I believe in Las Vegas.
I didn’t always believe in this city. I moved from Germany to Las Vegas when I was 10 years old. Germany wasn’t my home; it was my sixth residence. My dad was in the Air Force and we moved often. But my father retired after 25 years of service in the middle of the desert: Las Vegas, Nevada. I was less than thrilled.
For the first couple years, I was absolutely miserable. Every time I went outside, I dwelled on the fact that Las Vegas was (and still is) incredibly hot. I commented about how unattractive the buildings were, about how ugly The Strip was, and about the constant cloud of pollution covering the downtown area. I didn’t have many friends – probably because all I could talk about was how much I hated Las Vegas.

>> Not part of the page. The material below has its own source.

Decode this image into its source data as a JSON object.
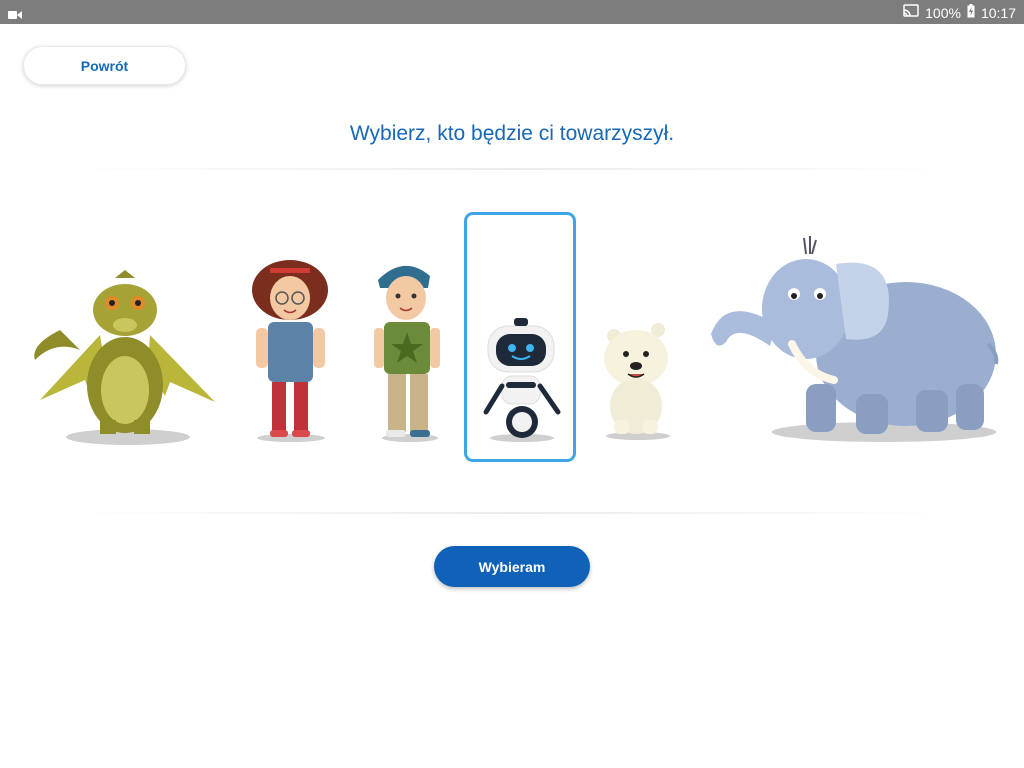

But as I entered high school, something changed. I began listening to better music, I made more friends than I ever had in middle school, and I slowly became more comfortable in my own skin. I found Buddhism. I went places with my parents and my friends that were completely different than anything I had ever seen. I saw the Hoover Dam. I visited The Strip countless times. And on each separate outing, I found something that wasn’t so bad about Las Vegas.
The buildings weren’t so awful at night; the neon had a special glow that excited something inside me and made me happy to be alive. I loved the sound of coins clinking into the pans of slot machines in the old casinos. I could always find a restaurant or grocery store open at any hour of the day. Any sort of food or clothing or souvenir or piece of technology was available in the vast array of shops and stores.
To this day, The Strip is only beautiful if I look at it at night. The neon and the flashing lights make me content to be in Las Vegas. I drive down The Strip with my friends at nights on the weekends and we listen to music. We look at all the flashing signs and the neon and we are happy to be alive.
Finding myself and being comfortable with myself changed my outlook on life. I became more positive and was able to find the advantages to living in a huge, chaotic town, and I realized that Las Vegas really is a beautiful city. I believe in Las Vegas.